WHS business students hobnob with executives & Creighton U faculty at annual symposium
Yearly event exposes students to what it takes to be successful in business world
Since 2004, the annual Creighton Business Symposium has brought together Creighton business students, faculty, and business executives from across the country to discuss today’s business environment. In addition to the 1,000 in attendance, 100 high school students from the area were invited to attend this year's symposium, which was held on November 11 on the Creighton University campus. This year Wahoo High School had five seniors take part in the event.
The symposium included keynote addresses from two Creighton University graduates. The morning speaker was Jeanne Sullivan, an entrepreneur, chief inspiration officer for Sullivan Adventures and co-founder of StarVest Partners, and the afternoon keynote speaker was Jayme Martin, vice president and general manager of Nike, Inc.’s global categories.
In between speakers, the high school students split from the rest of the group. They were presented information by Creighton faculty, students, and graduates on various college topics. Students also took part in interactive and networking activities.

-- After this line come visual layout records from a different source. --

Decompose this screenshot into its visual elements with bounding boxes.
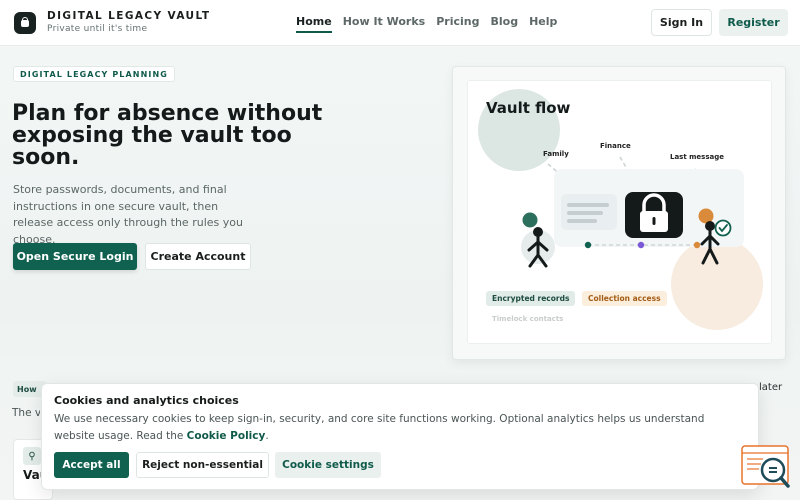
reject-non-essential-button[interactable]: Reject non-essential xyxy=(136,452,269,478)
label-family: Family xyxy=(543,150,569,158)
encrypted-records-badge: Encrypted records xyxy=(486,291,576,306)
cookie-banner-period: . xyxy=(265,429,269,442)
owner-person-icon xyxy=(521,212,555,268)
document-card-icon xyxy=(561,194,617,230)
cookie-banner-body: We use necessary cookies to keep sign-in… xyxy=(54,413,705,442)
vault-flow-card: Vault flow Family Finance Last message E… xyxy=(467,80,772,344)
section-text-later: later xyxy=(759,382,783,393)
cookie-consent-banner: Cookies and analytics choices We use nec… xyxy=(41,383,759,490)
cookie-banner-text: We use necessary cookies to keep sign-in… xyxy=(54,411,744,444)
padlock-icon xyxy=(625,192,683,238)
hero-title: Plan for absence without exposing the va… xyxy=(12,101,323,170)
accept-all-cookies-button[interactable]: Accept all xyxy=(54,452,129,478)
collection-access-badge: Collection access xyxy=(582,291,667,306)
site-header: DIGITAL LEGACY VAULT Private until it's … xyxy=(0,0,800,46)
main-nav: Home How It Works Pricing Blog Help xyxy=(296,15,568,33)
hero-eyebrow-badge: DIGITAL LEGACY PLANNING xyxy=(13,66,175,82)
register-button[interactable]: Register xyxy=(719,9,788,36)
nav-blog[interactable]: Blog xyxy=(490,15,518,33)
section-description-partial: The va xyxy=(12,407,40,419)
nav-how-it-works[interactable]: How It Works xyxy=(343,15,426,33)
lock-logo-icon[interactable] xyxy=(14,12,36,34)
hero-description: Store passwords, documents, and final in… xyxy=(13,183,243,246)
label-last-message: Last message xyxy=(670,153,724,161)
nav-home[interactable]: Home xyxy=(296,15,332,33)
label-finance: Finance xyxy=(600,142,631,150)
create-account-button[interactable]: Create Account xyxy=(145,243,251,270)
feature-card-title: Vau xyxy=(23,468,43,482)
cookie-policy-link[interactable]: Cookie Policy xyxy=(187,430,266,442)
key-icon: ⚲ xyxy=(23,447,41,465)
cookie-banner-title: Cookies and analytics choices xyxy=(54,394,239,407)
brand-tagline: Private until it's time xyxy=(47,24,148,34)
nav-help[interactable]: Help xyxy=(529,15,557,33)
timelock-contacts-label: Timelock contacts xyxy=(492,315,564,323)
nav-pricing[interactable]: Pricing xyxy=(436,15,479,33)
open-secure-login-button[interactable]: Open Secure Login xyxy=(13,243,137,270)
search-document-icon[interactable] xyxy=(741,444,791,490)
cookie-settings-button[interactable]: Cookie settings xyxy=(275,452,381,478)
sign-in-button[interactable]: Sign In xyxy=(651,9,712,36)
brand-name[interactable]: DIGITAL LEGACY VAULT xyxy=(47,10,210,22)
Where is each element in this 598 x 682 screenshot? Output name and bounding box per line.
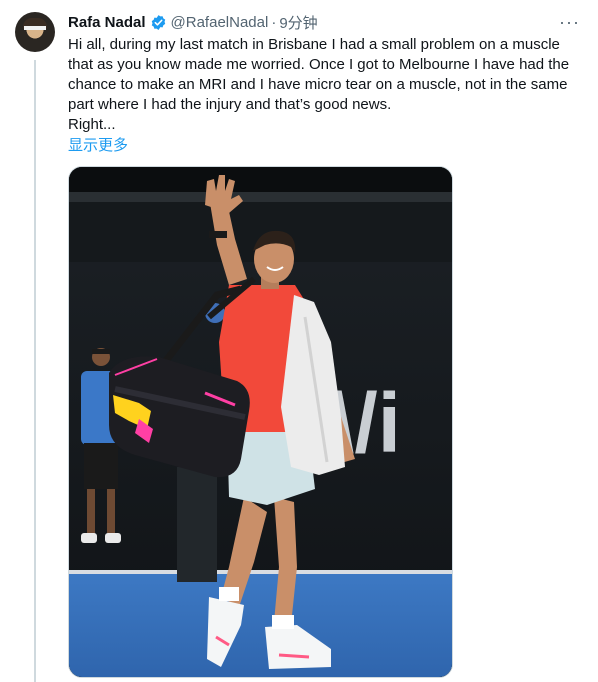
more-options-icon[interactable]: ···	[559, 12, 580, 33]
author-handle[interactable]: @RafaelNadal	[171, 14, 269, 31]
timestamp[interactable]: 9分钟	[279, 12, 317, 33]
thread-line	[34, 60, 36, 682]
tweet-text: Hi all, during my last match in Brisbane…	[68, 36, 570, 133]
avatar[interactable]	[15, 12, 55, 52]
show-more-link[interactable]: 显示更多	[68, 134, 128, 155]
tweet-photo[interactable]: \/i	[68, 166, 453, 678]
verified-badge-icon	[151, 14, 165, 30]
separator-dot: ·	[271, 13, 277, 31]
photo-illustration: \/i	[69, 167, 452, 677]
tweet-header: Rafa Nadal @RafaelNadal · 9分钟	[68, 12, 578, 32]
avatar-headband	[24, 26, 46, 30]
author-name[interactable]: Rafa Nadal	[68, 14, 146, 31]
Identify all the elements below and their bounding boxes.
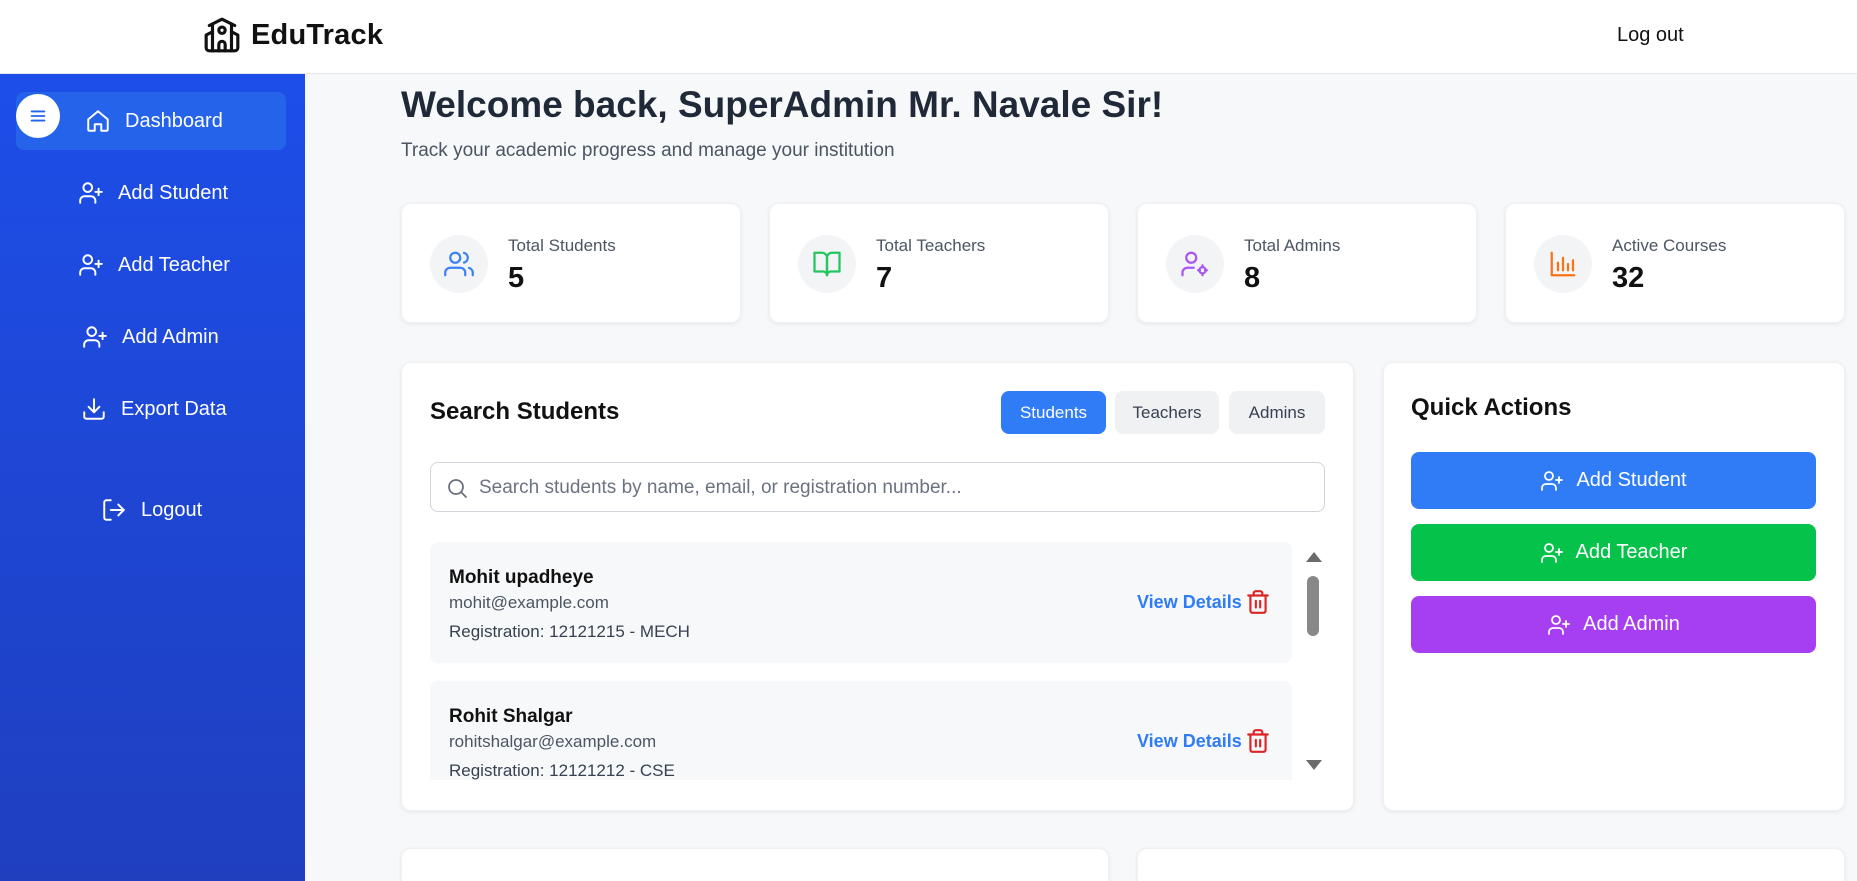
view-details-link[interactable]: View Details <box>1137 592 1242 613</box>
stat-label: Total Admins <box>1244 236 1341 255</box>
download-icon <box>83 398 105 420</box>
student-name: Rohit Shalgar <box>449 706 573 727</box>
search-field[interactable] <box>430 462 1325 512</box>
sidebar-item-add-student[interactable]: Add Student <box>78 180 228 206</box>
bottom-card-right <box>1137 848 1845 881</box>
trash-icon[interactable] <box>1245 589 1271 615</box>
page-subtitle: Track your academic progress and manage … <box>401 140 895 161</box>
list-item: Rohit Shalgar rohitshalgar@example.com R… <box>430 681 1292 780</box>
search-title: Search Students <box>430 398 620 425</box>
tab-students[interactable]: Students <box>1001 391 1106 434</box>
student-email: mohit@example.com <box>449 593 609 612</box>
list-item: Mohit upadheye mohit@example.com Registr… <box>430 542 1292 663</box>
scroll-up-arrow[interactable] <box>1306 552 1322 562</box>
stat-value: 7 <box>876 262 893 294</box>
sidebar-item-add-teacher[interactable]: Add Teacher <box>78 252 230 278</box>
stat-card-admins: Total Admins 8 <box>1137 203 1477 323</box>
user-plus-icon <box>83 326 107 348</box>
scroll-down-arrow[interactable] <box>1306 760 1322 770</box>
book-open-icon <box>813 251 841 277</box>
stat-icon-wrap <box>798 235 856 293</box>
stat-value: 5 <box>508 262 525 294</box>
scroll-thumb[interactable] <box>1307 576 1319 636</box>
stat-icon-wrap <box>1534 235 1592 293</box>
logout-link[interactable]: Log out <box>1617 24 1684 47</box>
results-list[interactable]: Mohit upadheye mohit@example.com Registr… <box>430 540 1295 780</box>
stat-value: 32 <box>1612 262 1645 294</box>
user-plus-icon <box>79 182 103 204</box>
user-plus-icon <box>1541 470 1564 491</box>
menu-icon <box>30 110 46 122</box>
stat-icon-wrap <box>1166 235 1224 293</box>
top-bar: EduTrack Log out <box>0 0 1857 74</box>
quick-add-teacher-button[interactable]: Add Teacher <box>1411 524 1816 581</box>
home-icon <box>87 110 109 132</box>
sidebar-item-label: Add Admin <box>122 325 219 348</box>
quick-add-student-button[interactable]: Add Student <box>1411 452 1816 509</box>
user-cog-icon <box>1181 251 1208 277</box>
student-name: Mohit upadheye <box>449 567 594 588</box>
sidebar-item-label: Add Teacher <box>118 253 230 276</box>
tab-admins[interactable]: Admins <box>1229 391 1325 434</box>
student-email: rohitshalgar@example.com <box>449 732 657 751</box>
stat-card-teachers: Total Teachers 7 <box>769 203 1109 323</box>
button-label: Add Student <box>1576 469 1687 491</box>
sidebar: Dashboard Add Student Add Teacher Add Ad… <box>0 74 305 881</box>
bar-chart-icon <box>1550 251 1576 277</box>
sidebar-item-label: Export Data <box>121 397 227 420</box>
quick-add-admin-button[interactable]: Add Admin <box>1411 596 1816 653</box>
bottom-card-left <box>401 848 1109 881</box>
view-details-link[interactable]: View Details <box>1137 731 1242 752</box>
school-icon <box>204 17 240 53</box>
search-input[interactable] <box>479 473 1309 503</box>
results-scrollbar[interactable] <box>1302 548 1324 774</box>
sidebar-item-add-admin[interactable]: Add Admin <box>82 324 219 350</box>
sidebar-item-logout[interactable]: Logout <box>101 497 202 523</box>
stat-label: Active Courses <box>1612 236 1727 255</box>
user-plus-icon <box>1540 542 1563 563</box>
sidebar-item-export-data[interactable]: Export Data <box>81 396 227 422</box>
student-registration: Registration: 12121212 - CSE <box>449 761 675 780</box>
search-icon <box>448 479 467 498</box>
brand-name: EduTrack <box>251 18 384 51</box>
stat-value: 8 <box>1244 262 1261 294</box>
user-plus-icon <box>79 254 103 276</box>
menu-toggle-button[interactable] <box>16 94 60 138</box>
quick-actions-panel <box>1383 362 1845 811</box>
stat-card-students: Total Students 5 <box>401 203 741 323</box>
brand[interactable]: EduTrack <box>203 16 383 54</box>
stat-label: Total Students <box>508 236 616 255</box>
stat-icon-wrap <box>430 235 488 293</box>
stat-card-courses: Active Courses 32 <box>1505 203 1845 323</box>
sidebar-item-dashboard-link[interactable]: Dashboard <box>85 108 223 134</box>
button-label: Add Admin <box>1583 613 1680 635</box>
users-icon <box>444 251 474 277</box>
trash-icon[interactable] <box>1245 728 1271 754</box>
sidebar-item-label: Logout <box>141 498 203 521</box>
tab-teachers[interactable]: Teachers <box>1115 391 1219 434</box>
stat-label: Total Teachers <box>876 236 986 255</box>
page-title: Welcome back, SuperAdmin Mr. Navale Sir! <box>401 84 1164 125</box>
quick-actions-title: Quick Actions <box>1411 394 1572 421</box>
student-registration: Registration: 12121215 - MECH <box>449 622 690 641</box>
user-plus-icon <box>1548 614 1571 635</box>
button-label: Add Teacher <box>1575 541 1688 563</box>
logout-icon <box>103 499 125 521</box>
sidebar-item-label: Dashboard <box>125 109 223 132</box>
sidebar-item-label: Add Student <box>118 181 229 204</box>
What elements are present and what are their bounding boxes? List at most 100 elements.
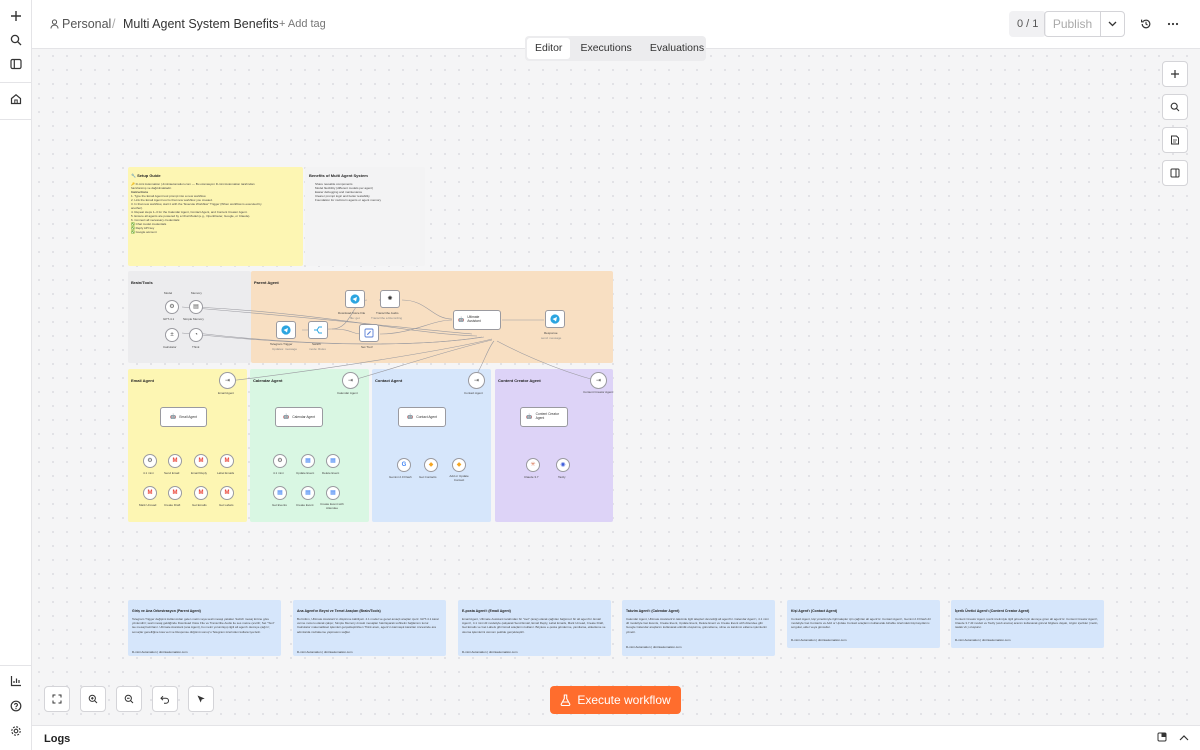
gmail-node[interactable]: M [168, 454, 182, 468]
gmail-node[interactable]: M [194, 486, 208, 500]
contact-agent-node[interactable]: 🤖 Contact Agent [398, 407, 446, 427]
tavily-icon: ◉ [560, 462, 566, 468]
description-card[interactable]: Giriş ve Ana Orkestrasyon (Parent Agent)… [128, 600, 281, 656]
openai-icon[interactable]: ⚙ [165, 300, 179, 314]
google-calendar-node[interactable]: ▦ [326, 454, 340, 468]
gmail-node[interactable]: M [220, 486, 234, 500]
gmail-node[interactable]: M [220, 454, 234, 468]
view-tabs: Editor Executions Evaluations [525, 36, 706, 61]
google-calendar-node[interactable]: ▦ [273, 486, 287, 500]
more-icon[interactable] [1164, 15, 1182, 33]
zoom-in-icon[interactable] [80, 686, 106, 712]
plus-icon[interactable] [6, 6, 26, 26]
description-card[interactable]: E-posta Agent'ı (Email Agent) Email Agen… [458, 600, 611, 656]
description-card[interactable]: Kişi Agent'ı (Contact Agent) Contact Age… [787, 600, 940, 648]
card-title: Kişi Agent'ı (Contact Agent) [791, 609, 838, 613]
workflow-name[interactable]: Multi Agent System Benefits [123, 17, 279, 31]
node-label: Create Draft [164, 503, 181, 507]
node-label: Get Emails [192, 503, 207, 507]
node-label: Email Reply [191, 471, 208, 475]
email-agent-node[interactable]: 🤖 Email Agent [160, 407, 207, 427]
airtable-icon: ◆ [428, 462, 434, 468]
llm-node[interactable]: ⚙ [273, 454, 287, 468]
zoom-out-icon[interactable] [116, 686, 142, 712]
email-agent-tool-node[interactable]: ⇥ [219, 372, 236, 389]
telegram-icon [281, 325, 291, 335]
node-label: Delete Event [322, 471, 340, 475]
chart-icon[interactable] [6, 671, 26, 691]
gmail-icon: M [172, 458, 178, 464]
content-creator-tool-node[interactable]: ⇥ [590, 372, 607, 389]
rail-divider [0, 82, 32, 83]
telegram-trigger-node[interactable] [276, 321, 296, 339]
google-calendar-node[interactable]: ▦ [301, 486, 315, 500]
node-label: Download Voice File [338, 311, 366, 315]
gmail-icon: M [224, 490, 230, 496]
description-card[interactable]: Takvim Agent'ı (Calendar Agent) Calendar… [622, 600, 775, 656]
gmail-node[interactable]: M [168, 486, 182, 500]
popout-icon[interactable] [1157, 732, 1167, 745]
undo-icon[interactable] [152, 686, 178, 712]
execute-workflow-button[interactable]: Execute workflow [550, 686, 681, 714]
google-calendar-node[interactable]: ▦ [326, 486, 340, 500]
node-label: Get Labels [219, 503, 234, 507]
calculator-icon[interactable]: ± [165, 328, 179, 342]
robot-icon: 🤖 [283, 413, 290, 420]
chevron-up-icon[interactable] [1179, 732, 1189, 744]
node-caption: send: message [541, 336, 562, 340]
settings-icon[interactable] [6, 721, 26, 741]
telegram-icon [350, 294, 360, 304]
set-text-node[interactable] [359, 324, 379, 342]
card-footer: D-mini Automation | dminiautomation.com [462, 650, 518, 654]
llm-node[interactable]: ⚙ [143, 454, 157, 468]
calendar-agent-tool-node[interactable]: ⇥ [342, 372, 359, 389]
panel-icon[interactable] [6, 54, 26, 74]
openai-icon: ⚙ [277, 458, 283, 464]
node-label: Ultimate Assistant [467, 315, 481, 323]
search-icon[interactable] [6, 30, 26, 50]
airtable-node[interactable]: ◆ [424, 458, 438, 472]
tidy-up-icon[interactable] [188, 686, 214, 712]
node-label: Tavily [558, 475, 566, 479]
response-node[interactable] [545, 310, 565, 328]
airtable-node[interactable]: ◆ [452, 458, 466, 472]
tab-executions[interactable]: Executions [572, 38, 639, 59]
database-icon[interactable]: ▤ [189, 300, 203, 314]
workflow-icon: ⇥ [224, 377, 231, 384]
logs-panel-bar[interactable]: Logs [32, 725, 1200, 750]
tab-evaluations[interactable]: Evaluations [642, 38, 712, 59]
content-creator-agent-node[interactable]: 🤖 Content Creator Agent [520, 407, 568, 427]
fit-view-icon[interactable] [44, 686, 70, 712]
calendar-agent-node[interactable]: 🤖 Calendar Agent [275, 407, 323, 427]
ultimate-assistant-node[interactable]: 🤖 Ultimate Assistant [453, 310, 501, 330]
sticky-note-icon[interactable] [1162, 127, 1188, 153]
tavily-node[interactable]: ◉ [556, 458, 570, 472]
claude-node[interactable]: ✳ [526, 458, 540, 472]
help-icon[interactable] [6, 696, 26, 716]
node-label: Simple Memory [183, 317, 204, 321]
add-tag-button[interactable]: + Add tag [279, 18, 326, 30]
history-icon[interactable] [1137, 15, 1155, 33]
transcribe-audio-node[interactable]: ✺ [380, 290, 400, 308]
panel-toggle-icon[interactable] [1162, 160, 1188, 186]
tab-editor[interactable]: Editor [527, 38, 571, 59]
home-icon[interactable] [6, 89, 26, 109]
description-card[interactable]: Ana Agent'ın Beyni ve Temel Araçları (Br… [293, 600, 446, 656]
find-icon[interactable] [1162, 94, 1188, 120]
contact-agent-tool-node[interactable]: ⇥ [468, 372, 485, 389]
publish-button[interactable]: Publish [1045, 12, 1101, 36]
google-calendar-node[interactable]: ▦ [301, 454, 315, 468]
switch-node[interactable] [308, 321, 328, 339]
card-footer: D-mini Automation | dminiautomation.com [791, 638, 847, 642]
workflow-canvas[interactable]: 🔧 Setup Guide 🔑 D-mini Automation | dmin… [32, 49, 1200, 725]
chevron-down-icon[interactable] [1101, 12, 1124, 36]
think-icon[interactable]: ◔ [189, 328, 203, 342]
zoom-add-icon[interactable] [1162, 61, 1188, 87]
node-label: Create Event with Attendee [320, 502, 344, 510]
gemini-node[interactable]: G [397, 458, 411, 472]
download-voice-node[interactable] [345, 290, 365, 308]
description-card[interactable]: İçerik Üretici Agent'ı (Content Creator … [951, 600, 1104, 648]
breadcrumb-workspace[interactable]: Personal [62, 17, 111, 31]
gmail-node[interactable]: M [143, 486, 157, 500]
gmail-node[interactable]: M [194, 454, 208, 468]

“We are told we need to know how to meet new people when we go to college, but until now, we never have a chance to practice it. It’s a good thing,” commented WHS senior Madison Talbert.
The second activity is when students are taught the proper manners to use at a formal dinner, such as which way to pass the food, when to use different utensils, how to butter one’s bread, and how to put your silverware on the plate to signal to the server you are finished.
The students then return to the regular symposium and are served a formal dinner. Here they can put their newly learned skills to practice!
“They definitely watch each other to make sure they are doing it correctly!” Shanahan said.
WHS senior Spencer Clark sated that “it was fun going through this process with my peers.”
“It is exciting to see everyone dressed in business attire. It’s a great experience for the high school students in preparing them for the adult world of college and business,” Shanahan added.